One of the pressures of early stage venture capital investing is that exiting an investment is tough. You start by being a champion of the startups you just invested in. You might write blogs about them, name-drop them in podcasts, tweet about them, that sort of stuff. But a few years down the niceties are gone, you know your winners and losers. You need a return on your investment and want to move on.
There are three ways this can happen:
A larger company acquires the startup.
The startup does an IPO and goes public.
You sell your stake in the startup to another fund.
These aren’t equal outcomes. An IPO is almost always nice for you. An acquisition may or may not be, depending on the situation.1 Selling your stake to another fund? That seems to be on the edge.
Last month, Moneycontrol published a neat piece about this on-the-edge scenario:
An increasing number of fund managers are now moving away from investing primary capital via venture capital funds and are setting up their own secondaries fund as they look to build more exit options that go beyond initial public offerings (IPOs) and mergers and acquisitions (M&As).
A secondaries fund is one that buys shares in a firm from an existing backer. The transaction is between one investor and another, nothing goes into the company’s cash chest, unlike a primary fund raise. During secondary deals, private company shares are also available at a discount, sometimes as high as 40 percent, giving an entry option to those who may have missed out earlier.

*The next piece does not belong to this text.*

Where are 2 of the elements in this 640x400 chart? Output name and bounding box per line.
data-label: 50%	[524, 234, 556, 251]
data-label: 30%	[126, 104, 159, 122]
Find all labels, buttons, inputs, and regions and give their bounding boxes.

VC fund managers, who were identifying and investing in startups, are now solving a problem for other VC fund managers who need money and want to exit some of their investments. They’re setting up funds to buy out VC funds’ stakes in their companies.
But there are nuances! Any VC fund would have some winners and some duds. The winners usually win big, and the duds are essentially worthless. The fund wants to sell its duds and keep its winners. The buyer, of course, wants to buy the winners and not the duds. How does the trade even happen?

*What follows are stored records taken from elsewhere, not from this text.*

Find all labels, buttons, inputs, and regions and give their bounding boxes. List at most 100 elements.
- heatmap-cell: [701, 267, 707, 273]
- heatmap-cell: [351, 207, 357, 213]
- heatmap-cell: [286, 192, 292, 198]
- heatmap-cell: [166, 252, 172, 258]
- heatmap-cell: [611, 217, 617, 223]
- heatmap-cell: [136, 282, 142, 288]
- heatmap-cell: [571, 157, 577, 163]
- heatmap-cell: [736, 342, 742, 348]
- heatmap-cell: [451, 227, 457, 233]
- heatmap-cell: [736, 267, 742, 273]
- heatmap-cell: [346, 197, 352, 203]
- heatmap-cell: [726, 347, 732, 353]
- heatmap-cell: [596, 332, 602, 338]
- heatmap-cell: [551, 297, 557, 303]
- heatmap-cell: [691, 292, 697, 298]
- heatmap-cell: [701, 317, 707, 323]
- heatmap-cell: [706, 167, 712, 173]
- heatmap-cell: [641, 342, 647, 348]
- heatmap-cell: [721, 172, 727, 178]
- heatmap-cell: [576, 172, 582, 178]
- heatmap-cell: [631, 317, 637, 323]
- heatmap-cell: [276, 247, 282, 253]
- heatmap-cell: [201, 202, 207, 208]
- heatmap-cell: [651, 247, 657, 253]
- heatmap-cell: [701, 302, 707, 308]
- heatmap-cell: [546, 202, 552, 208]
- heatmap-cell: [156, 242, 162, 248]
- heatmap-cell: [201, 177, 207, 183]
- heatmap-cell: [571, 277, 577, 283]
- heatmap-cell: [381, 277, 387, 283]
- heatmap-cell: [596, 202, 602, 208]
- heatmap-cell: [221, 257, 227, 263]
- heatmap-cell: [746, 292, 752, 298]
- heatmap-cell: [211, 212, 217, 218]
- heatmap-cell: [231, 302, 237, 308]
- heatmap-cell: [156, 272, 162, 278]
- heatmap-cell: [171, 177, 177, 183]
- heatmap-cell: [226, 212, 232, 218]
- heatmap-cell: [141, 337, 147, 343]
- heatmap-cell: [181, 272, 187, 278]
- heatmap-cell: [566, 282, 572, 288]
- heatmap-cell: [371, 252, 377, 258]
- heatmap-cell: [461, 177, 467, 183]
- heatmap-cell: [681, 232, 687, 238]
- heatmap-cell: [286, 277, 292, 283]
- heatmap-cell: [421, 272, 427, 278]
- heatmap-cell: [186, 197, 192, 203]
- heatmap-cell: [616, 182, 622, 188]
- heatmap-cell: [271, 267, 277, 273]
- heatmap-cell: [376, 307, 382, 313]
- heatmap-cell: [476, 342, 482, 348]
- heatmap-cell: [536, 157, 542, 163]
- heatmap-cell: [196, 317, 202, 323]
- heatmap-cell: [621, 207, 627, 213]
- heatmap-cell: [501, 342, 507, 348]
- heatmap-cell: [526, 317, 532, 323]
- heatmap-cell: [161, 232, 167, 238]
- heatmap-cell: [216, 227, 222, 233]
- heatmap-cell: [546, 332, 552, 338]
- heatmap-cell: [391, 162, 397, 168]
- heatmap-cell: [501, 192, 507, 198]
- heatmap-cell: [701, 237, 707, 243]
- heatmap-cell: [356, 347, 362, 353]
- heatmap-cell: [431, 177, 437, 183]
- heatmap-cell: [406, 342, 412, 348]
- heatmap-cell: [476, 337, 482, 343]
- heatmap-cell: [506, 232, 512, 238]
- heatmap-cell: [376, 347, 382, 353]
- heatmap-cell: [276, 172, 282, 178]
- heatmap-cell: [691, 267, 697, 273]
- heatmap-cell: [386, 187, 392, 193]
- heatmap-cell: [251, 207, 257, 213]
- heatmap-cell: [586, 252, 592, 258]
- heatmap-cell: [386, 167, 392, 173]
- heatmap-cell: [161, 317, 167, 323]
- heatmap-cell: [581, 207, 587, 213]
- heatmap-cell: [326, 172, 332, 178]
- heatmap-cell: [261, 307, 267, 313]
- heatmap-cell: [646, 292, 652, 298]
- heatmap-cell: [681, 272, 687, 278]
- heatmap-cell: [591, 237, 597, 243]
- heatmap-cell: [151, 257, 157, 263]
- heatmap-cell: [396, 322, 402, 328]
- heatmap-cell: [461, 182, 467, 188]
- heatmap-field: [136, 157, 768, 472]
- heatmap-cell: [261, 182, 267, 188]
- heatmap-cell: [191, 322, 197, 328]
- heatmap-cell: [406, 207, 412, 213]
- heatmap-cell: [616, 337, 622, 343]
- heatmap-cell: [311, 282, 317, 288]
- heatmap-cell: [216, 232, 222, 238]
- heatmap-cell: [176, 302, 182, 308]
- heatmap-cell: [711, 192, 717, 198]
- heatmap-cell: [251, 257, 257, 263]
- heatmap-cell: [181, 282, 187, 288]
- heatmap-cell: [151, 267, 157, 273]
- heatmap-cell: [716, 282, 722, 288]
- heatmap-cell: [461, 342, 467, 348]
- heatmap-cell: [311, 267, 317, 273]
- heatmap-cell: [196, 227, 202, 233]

A discount is one part of it. A VC fund typically invests for a decade, and if the 10-year mark is closing in, the fund’s own investors may be breathing down the fund manager’s neck to see their money back. So a desperation discount on the company’s last valuation seems reasonable. But hey, no one wants to buy a discounted stake in a worthless company either.
Here’s the solution:
For instance, Chiratae Venture Partners recently sold some shares of its portfolio companies bundled with shares of Lenskart – one of its hottest properties – which made the entire block more attractive and was easier to find buyers, one of the persons privy to the developments told Moneycontrol.
“The general partner, who's giving you a prized asset, which he can very well sell to others in the market, will also want to offload a little bit of his lemon assets. However, the secondary fund buying will want to buy just the prized assets. So, it all boils down to the buyer and how much command they have over the deal,” a third person, who runs a secondary fund, said.

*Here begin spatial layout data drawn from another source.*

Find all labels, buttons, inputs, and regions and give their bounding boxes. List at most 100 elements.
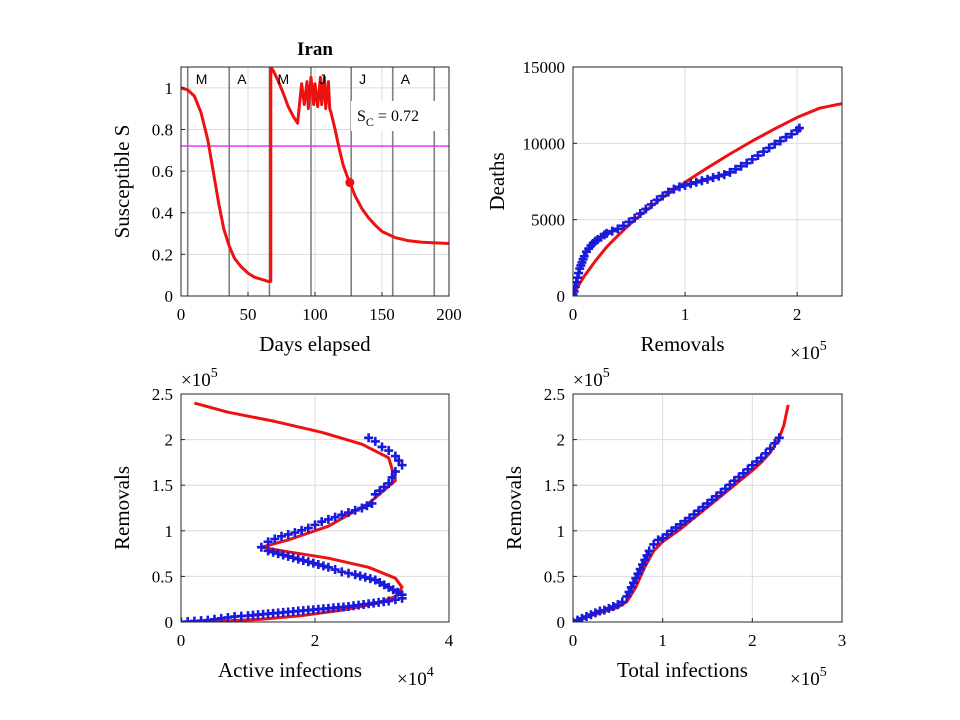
data-point [640, 555, 650, 565]
data-point [607, 226, 617, 236]
y-tick-label: 0 [165, 613, 174, 632]
data-point [719, 170, 729, 180]
data-point-fill [770, 438, 780, 448]
data-point [390, 467, 400, 477]
y-tick-label: 0 [557, 613, 566, 632]
y-tick-label: 0.5 [152, 567, 173, 586]
data-point [742, 158, 752, 168]
month-label: J [359, 71, 366, 87]
data-point [691, 177, 701, 187]
y-tick-label: 0.6 [152, 162, 173, 181]
y-tick-label: 1.5 [544, 476, 565, 495]
data-point [370, 436, 380, 446]
data-point [277, 531, 286, 541]
data-point-fill [268, 547, 278, 557]
x-axis-exponent: ×104 [397, 665, 434, 690]
data-point [323, 562, 333, 572]
data-point-fill [288, 553, 298, 563]
x-tick-label: 2 [793, 305, 802, 324]
y-tick-label: 0.2 [152, 245, 173, 264]
data-point [263, 546, 273, 556]
data-point [624, 217, 634, 227]
observed-data-series [181, 433, 407, 622]
data-point [626, 582, 636, 592]
y-tick-label: 0.5 [544, 567, 565, 586]
data-point-fill [642, 550, 652, 560]
data-point-fill [629, 578, 639, 588]
data-point [617, 597, 627, 607]
data-point [794, 123, 804, 133]
y-tick-label: 1.5 [152, 476, 173, 495]
critical-point-marker [345, 178, 355, 188]
y-tick-label: 2.5 [152, 385, 173, 404]
x-tick-label: 2 [311, 631, 320, 650]
annotation-box [351, 101, 445, 131]
month-label: A [237, 71, 247, 87]
y-tick-label: 0 [165, 287, 174, 306]
data-point [384, 596, 394, 606]
data-point [357, 503, 367, 513]
data-point-fill [273, 549, 283, 559]
plot-content [181, 401, 407, 622]
data-point [753, 151, 763, 161]
y-tick-label: 0.8 [152, 120, 173, 139]
data-point-fill [313, 560, 323, 570]
data-point [635, 564, 645, 574]
plot-content [573, 404, 790, 622]
model-curve [181, 67, 449, 283]
data-point [765, 444, 775, 454]
data-point [708, 173, 718, 183]
data-point [725, 167, 735, 177]
data-point [367, 498, 377, 508]
y-axis-label: Susceptible S [110, 125, 134, 239]
data-point-fill [283, 529, 293, 539]
data-point-fill [390, 595, 400, 605]
data-point [770, 139, 780, 149]
data-point [283, 551, 293, 561]
data-point [579, 251, 589, 261]
data-point [622, 591, 632, 601]
y-axis-label: Removals [110, 466, 134, 550]
data-point-fill [350, 505, 360, 515]
data-point [646, 199, 656, 209]
chart-title: Iran [297, 39, 333, 60]
y-tick-label: 15000 [523, 58, 566, 77]
x-tick-label: 2 [748, 631, 757, 650]
data-point [658, 191, 668, 201]
data-point [630, 213, 640, 223]
data-point-fill [365, 574, 375, 584]
data-point [674, 182, 684, 192]
x-tick-label: 0 [177, 631, 186, 650]
data-point [781, 132, 791, 142]
axes-frame [572, 66, 843, 297]
data-point-fill [270, 534, 280, 544]
data-point [263, 537, 273, 547]
x-axis-exponent: ×105 [790, 339, 827, 364]
data-point [680, 180, 690, 190]
y-axis-label: Removals [502, 466, 526, 550]
x-tick-label: 1 [658, 631, 667, 650]
x-tick-label: 100 [302, 305, 328, 324]
data-point [736, 161, 746, 171]
observed-data-series [573, 123, 804, 296]
y-tick-label: 2 [165, 431, 174, 450]
data-point-fill [633, 569, 643, 579]
data-point-fill [637, 560, 647, 570]
data-point-fill [360, 572, 370, 582]
data-point [644, 546, 654, 556]
y-tick-label: 5000 [531, 211, 565, 230]
y-axis-exponent: ×105 [573, 366, 610, 391]
axes-frame [572, 393, 843, 623]
data-point [774, 433, 784, 443]
data-point [344, 508, 353, 518]
x-tick-label: 150 [369, 305, 395, 324]
data-point [256, 542, 266, 552]
data-point [669, 184, 679, 194]
data-point [290, 528, 300, 538]
data-point [635, 209, 645, 219]
data-point [787, 129, 797, 139]
susceptible-panel: M A M J J A 0 50 100 150 200 0 0.2 0.4 0.6 0.8 1 Days ela… [110, 39, 462, 356]
data-point-fill [308, 558, 318, 568]
data-point-fill [323, 514, 333, 524]
data-point [703, 174, 712, 184]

A VC fund that wants to sell its bad assets must pick one of its good assets, package them together, and sell the bundle. Sounds a lot like cable television.
I wonder what this does to the price of the bundle. In the example from Moneycontrol, if you’re Chiratae Ventures and you’re selling your stake in Timbuktu, Inc (which no one wants) along with your stake in Lenskart (which everyone wants)—does the buyer pay more or less than they would have just for your stake in Lenskart?
I’d think the price of the bundle would be less than the price of just Lenskart. Timbuktu, Inc is mostly a lost cause. But investing in a startup is still work for the buyer. They need to speak with the founders, pay lawyers, sign paperwork, pretend to be happy, etc. All of this is negative value and the buyer is doing the seller a favour. For a price, of course.
It seems like a great deal for the buyer. They get a company that’s a winner and likely to IPO soon. They get a desperation discount on its last valuation, plus an overall bundle discount.
By the nature of early stage investing, most companies a VC fund invests in are going to be duds. But still, if you’re a fund manager sending out a quarterly report, you’d prefer saying, “Good news! We exited 10 very healthy, very successful startups. Here’s your money back”, as opposed to, “Umm, we exited the only company that we all knew would be going public anyway. Here’s your money back, but hey don’t you ask about the 10 other companies that are clearly sitting ducks”.
VC funds are okay getting less money for their bundle if they can write emails that sound better.
Cover Photo by Petr Ganaj/Pexels
Walmart buying Flipkart was a great exit. Flipkart buying Jabong, not so much. If the price the buyer is paying is more than the company’s last valuation, it’s great. Otherwise it’s not.
In a world of startups, how do we measure success? Perhaps it’s more about the exit strategy than the initial investment.
I am confused, why can't 1st round VC write off their dud and just sell their top performer for more money? are you saying that because it sounds nicer to fund investor?